21Ainsi, D. Vernant conclut de son exemple :
Si, en théorie, l'on doit s'accorder sur l'analyse conceptuelle des novations, il ne saurait en être de même des innovations qui, constitutivement, ouvrent débats, disputes, conflits. Ainsi peut-on s'entendre pour décrire l'invention des nanotubes de carbone et distinguer les avantages et inconvénients de cette novation. Mais demeure entière la question de sa valeur d'innovation requérant que l'on s'interroge sur son utilité, les effets et conséquences divers de ses utilisations. (p. 224)

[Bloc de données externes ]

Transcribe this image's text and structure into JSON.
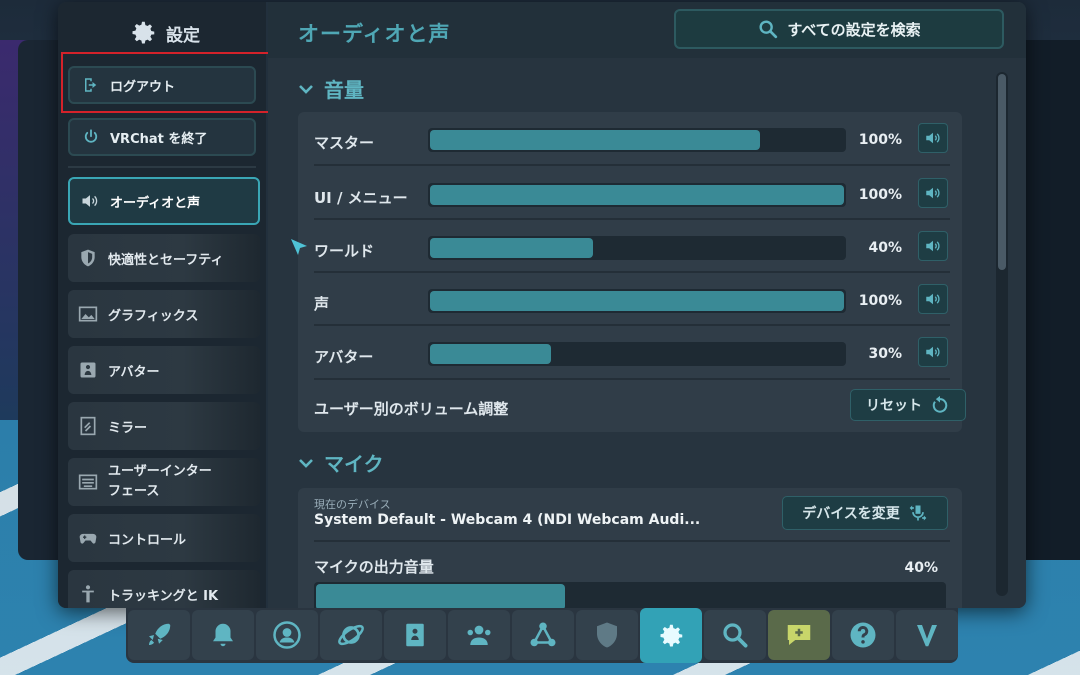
{
  "nav": {
    "title": "設定",
    "logout": "ログアウト",
    "quit": "VRChat を終了",
    "items": [
      {
        "label": "オーディオと声",
        "icon": "speaker-icon",
        "active": true
      },
      {
        "label": "快適性とセーフティ",
        "icon": "shield-icon"
      },
      {
        "label": "グラフィックス",
        "icon": "image-icon"
      },
      {
        "label": "アバター",
        "icon": "avatar-icon"
      },
      {
        "label": "ミラー",
        "icon": "mirror-icon"
      },
      {
        "label": "ユーザーインター",
        "label2": "フェース",
        "icon": "keyboard-icon"
      },
      {
        "label": "コントロール",
        "icon": "gamepad-icon"
      },
      {
        "label": "トラッキングと IK",
        "icon": "tracking-icon"
      }
    ]
  },
  "content": {
    "title": "オーディオと声",
    "search_label": "すべての設定を検索",
    "volume": {
      "heading": "音量",
      "rows": [
        {
          "label": "マスター",
          "value": "100%",
          "fill": 0.8
        },
        {
          "label": "UI / メニュー",
          "value": "100%",
          "fill": 1.0
        },
        {
          "label": "ワールド",
          "value": "40%",
          "fill": 0.4
        },
        {
          "label": "声",
          "value": "100%",
          "fill": 1.0
        },
        {
          "label": "アバター",
          "value": "30%",
          "fill": 0.3
        }
      ],
      "per_user_label": "ユーザー別のボリューム調整",
      "reset_label": "リセット"
    },
    "mic": {
      "heading": "マイク",
      "device_caption": "現在のデバイス",
      "device_name": "System Default - Webcam 4 (NDI Webcam Audi...",
      "change_device_label": "デバイスを変更",
      "output_label": "マイクの出力音量",
      "output_value": "40%",
      "output_fill": 0.4
    }
  },
  "dock": [
    "launch-icon",
    "bell-icon",
    "profile-icon",
    "planet-icon",
    "book-icon",
    "people-icon",
    "network-icon",
    "safety-icon",
    "settings-icon",
    "search-icon",
    "chat-icon",
    "help-icon",
    "vrchat-logo-icon"
  ],
  "colors": {
    "accent": "#3a8a96",
    "title": "#4fa7b5",
    "active_tab": "#32a2b6",
    "highlight": "#d4222a"
  }
}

22L’analyse conceptuelle des novations, c’est-à-dire le niveau praxéologique, est pour D. Vernant objectif et factuellement décidable, alors que la valeur d’innovation reste subjective. Cet exemple montre la nécessité de considérer la praxéologie indépendamment de la pragmatique (méthodologiquement du moins) étant donné qu’elle s’occupe non pas de la valeur des inventions, mais du produit seul. La « révolution nanotechnologique » illustre ainsi la séparation entre pragmatique et praxéologie : la première évalue les résultats de la seconde. Mais cette séparation est d’ordre méthodologique et il ne faut pas oublier que la description de la novation est difficilement séparable de son utilité : la pragmatique et la praxéologie (avec la sémantique) sont des niveaux d’analyse complémentaires dont aucun ne suffit à lui seul pour analyser un discours. La praxéologie ajoute ainsi un niveau essentiel à l’analyse pragmatique en ce qu’elle montre qu’agir communicationnel et agir stratégique sont indissociables : dire, ce n’est pas seulement faire quelque chose, mais c’est aussi et surtout viser à faire quelque chose.